Disclaimer: I was recently diagnosed with bipolar disorder with comorbid anxiety. My medication and therapy keep most symptoms to a minimum, but I've been experiencing a high degree of breakthrough anxiety during this time.
Monday, it will make four weeks since I've submitted my PhD thesis. In my program, the examiners review the thesis and write reports. Once everything passes, an oral examination is scheduled. I've been anxious to the point of losing hair. I'm having panic attacks. The day after I submitted, I felt relieved. Every day since then has been utter hell. I do nothing but check and re-check my email inbox hoping for an answer. The examiners have six weeks from the date they receive the thesis to send their reports. My supervisor told me that they often take longer. I'm not sure how long I can handle this.
My supervisor signed off on my submission and said it is an excellent thesis. He is more than happy with it and said he is optimistic. One thing he said that bothers me, however, is the statement that we can never predict the examiners' responses. He has never seen anyone fail outright, and I'm convinced that I will be the first. Trying to think on the "bright side" doesn't help in the last and honestly just fuels the fire that is my anxiety. People have said that failing isn't the end of the world. It is to me. I was hired as a tenure track professor in 2017. I was approved for tenure last semester but it will not begin until I finish my PhD. It's sort of a "tenure promise" and I was allowed to go up for tenure early due to the excellence of my service work and teaching evaluations. I can't lose this job. There's nothing else I want to do with my life.
Here are the reasons I'm convinced I'll be the first outright fail my supervisor has seen;
- I feel like the language in my thesis is simplistic. The thesis itself is very easy to understand compared to papers and other dissertations I've seen which were heavier in jargon and more dense.

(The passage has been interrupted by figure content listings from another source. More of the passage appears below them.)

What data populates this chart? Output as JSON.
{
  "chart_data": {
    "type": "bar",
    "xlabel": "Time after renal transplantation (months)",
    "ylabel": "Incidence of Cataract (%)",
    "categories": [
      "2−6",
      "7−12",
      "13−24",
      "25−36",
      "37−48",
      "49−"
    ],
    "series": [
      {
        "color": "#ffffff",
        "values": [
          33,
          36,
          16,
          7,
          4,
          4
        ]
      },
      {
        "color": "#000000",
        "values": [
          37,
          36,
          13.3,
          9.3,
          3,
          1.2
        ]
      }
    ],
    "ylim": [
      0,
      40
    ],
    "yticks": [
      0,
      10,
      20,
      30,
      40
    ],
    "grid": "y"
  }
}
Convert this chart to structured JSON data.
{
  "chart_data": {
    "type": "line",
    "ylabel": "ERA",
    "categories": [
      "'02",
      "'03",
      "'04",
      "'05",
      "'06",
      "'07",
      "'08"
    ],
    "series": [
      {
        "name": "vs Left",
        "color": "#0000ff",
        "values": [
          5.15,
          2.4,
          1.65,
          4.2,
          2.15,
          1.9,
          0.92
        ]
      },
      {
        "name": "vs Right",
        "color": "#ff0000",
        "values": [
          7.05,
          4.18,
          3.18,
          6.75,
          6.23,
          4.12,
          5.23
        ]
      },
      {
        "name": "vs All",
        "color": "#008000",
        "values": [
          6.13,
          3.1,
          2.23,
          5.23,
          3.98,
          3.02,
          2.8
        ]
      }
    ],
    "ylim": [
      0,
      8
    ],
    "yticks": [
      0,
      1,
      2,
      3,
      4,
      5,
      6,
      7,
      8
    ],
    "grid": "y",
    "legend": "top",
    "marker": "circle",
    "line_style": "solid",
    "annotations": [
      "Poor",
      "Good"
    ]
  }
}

- One of the theories that I applied to my thesis was learned while writing the thesis. What if I misunderstood it or there are holes in my knowledge?
- I found three typographical errors upon re-reading my thesis after submission. They were super small, but they're haunting me.
- My supervisor allowed me to submit earlier than we had previously anticipated. What if he just wants to get rid of me and get it over with?
- My thesis isn't a groundbreaking piece of research. If anything, it has only managed to make a minor adjustment to an already existing idea.
- FINALLY, my masters was in creative writing. As such, when I entered into the English literature and creative writing PhD program, my academic writing was rusty. I feel as though I made substantial edits with my supervisors help, but I'm never 100% confident in the things I write.
I'm not sure what I'm expecting with this post. Perhaps I'm seeking re-assurance. I needed to vent.